The Jobserver is used to ingest data and to execute data profiling or to create sample data on the ingested data. You can ingest data when you register a data source.

It is an application that relies on Apache Spark to perform CPU and memory intensive computations quickly and efficiently. More specifically, the Jobserver acts as an interface between the Collibra Platform service and Spark, sending Spark job execution requests through a REST interface. The Jobserver also provides control over the single Spark jobs and the data used by Spark.

When running a profiling operation, the Jobserver starts a new Java Virtual Machine (JVM), running a Spark Context. The profiling operations are executed within this JVM and returns to the Collibra service through the main Jobserver application.

Only one profiling operation can run at a time. If there are several profiling operations, they are queued for execution.

Data storage

The Jobserver must be installed on a dedicated server and is managed by Collibra Console through an agent.
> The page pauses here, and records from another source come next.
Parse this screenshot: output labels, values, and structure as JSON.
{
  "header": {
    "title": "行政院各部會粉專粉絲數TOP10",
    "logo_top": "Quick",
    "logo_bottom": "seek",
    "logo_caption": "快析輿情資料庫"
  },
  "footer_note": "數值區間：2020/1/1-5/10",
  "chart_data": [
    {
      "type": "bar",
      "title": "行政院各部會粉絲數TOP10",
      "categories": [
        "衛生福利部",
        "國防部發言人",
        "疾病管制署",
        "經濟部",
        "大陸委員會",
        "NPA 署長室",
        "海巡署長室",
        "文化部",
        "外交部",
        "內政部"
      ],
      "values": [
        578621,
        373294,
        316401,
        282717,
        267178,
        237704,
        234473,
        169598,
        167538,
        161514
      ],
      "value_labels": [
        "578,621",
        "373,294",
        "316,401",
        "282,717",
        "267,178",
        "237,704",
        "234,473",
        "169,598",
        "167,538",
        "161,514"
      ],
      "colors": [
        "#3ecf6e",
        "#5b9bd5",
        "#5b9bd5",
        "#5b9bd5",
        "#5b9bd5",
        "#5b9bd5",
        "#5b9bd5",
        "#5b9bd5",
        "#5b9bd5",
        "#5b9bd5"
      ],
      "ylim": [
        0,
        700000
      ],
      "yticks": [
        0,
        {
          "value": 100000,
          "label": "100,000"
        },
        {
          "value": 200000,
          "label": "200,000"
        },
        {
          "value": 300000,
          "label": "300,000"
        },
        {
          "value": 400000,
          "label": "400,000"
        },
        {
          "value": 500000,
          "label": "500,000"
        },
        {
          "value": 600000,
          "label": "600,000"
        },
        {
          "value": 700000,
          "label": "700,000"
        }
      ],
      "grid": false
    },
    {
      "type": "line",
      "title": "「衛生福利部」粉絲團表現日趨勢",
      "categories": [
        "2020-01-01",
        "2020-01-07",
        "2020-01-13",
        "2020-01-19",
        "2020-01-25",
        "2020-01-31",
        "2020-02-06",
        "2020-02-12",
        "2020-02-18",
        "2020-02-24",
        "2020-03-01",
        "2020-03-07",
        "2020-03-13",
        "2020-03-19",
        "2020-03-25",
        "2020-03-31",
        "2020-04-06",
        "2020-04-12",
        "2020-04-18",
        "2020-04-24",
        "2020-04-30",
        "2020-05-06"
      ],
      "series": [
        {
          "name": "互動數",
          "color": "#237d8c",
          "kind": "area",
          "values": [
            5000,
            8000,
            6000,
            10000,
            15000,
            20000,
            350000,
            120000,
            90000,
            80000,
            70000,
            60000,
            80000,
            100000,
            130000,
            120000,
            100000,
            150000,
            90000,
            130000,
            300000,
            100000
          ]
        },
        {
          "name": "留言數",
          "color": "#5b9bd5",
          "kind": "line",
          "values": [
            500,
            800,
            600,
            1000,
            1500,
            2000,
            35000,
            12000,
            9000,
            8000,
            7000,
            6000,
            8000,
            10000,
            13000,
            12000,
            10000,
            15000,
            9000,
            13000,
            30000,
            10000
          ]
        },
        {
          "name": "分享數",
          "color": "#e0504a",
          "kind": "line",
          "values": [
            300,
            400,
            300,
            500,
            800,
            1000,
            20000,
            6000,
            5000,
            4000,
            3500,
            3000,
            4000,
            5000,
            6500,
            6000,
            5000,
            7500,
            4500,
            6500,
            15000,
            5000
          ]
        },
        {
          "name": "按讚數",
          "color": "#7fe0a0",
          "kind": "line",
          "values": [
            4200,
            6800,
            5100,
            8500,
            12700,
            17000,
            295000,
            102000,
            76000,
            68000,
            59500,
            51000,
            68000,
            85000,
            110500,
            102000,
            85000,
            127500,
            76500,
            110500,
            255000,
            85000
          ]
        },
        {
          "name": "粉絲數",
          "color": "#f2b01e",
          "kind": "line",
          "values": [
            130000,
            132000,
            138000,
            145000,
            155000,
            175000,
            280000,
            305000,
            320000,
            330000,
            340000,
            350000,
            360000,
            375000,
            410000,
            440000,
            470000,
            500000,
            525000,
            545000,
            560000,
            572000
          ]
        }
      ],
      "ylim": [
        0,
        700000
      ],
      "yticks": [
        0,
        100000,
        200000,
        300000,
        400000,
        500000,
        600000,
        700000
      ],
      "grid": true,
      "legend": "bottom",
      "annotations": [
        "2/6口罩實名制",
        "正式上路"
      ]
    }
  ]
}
The data of the Jobserver service is located in:

Linux with root permission: /opt/collibra_data/spark-jobserver
Linux without root permission: ~/collibra_data/spark-jobserver
Windows: C:\collibra_data\spark-jobserver

It contains the following subfolders:

Directory name	Content
logs	All the log files created by the Jobserver service.
data	The data used by the Jobserver service during runtime, it does not contain any critical state for the application to maintain.
config	The data of the Jobserver memory and CPU usage.
security	The public and private keys needed to use SSL encryption when communicating with the Jobserver REST API.
pgsql-data	The data that is stored by the Jobserver service, such as job information and the JAR files to register data sources.
spark-warehouse	The directory where the Spark tables are persisted.
temp-files	The directory to store temporary files during ingestion and profiling jobs.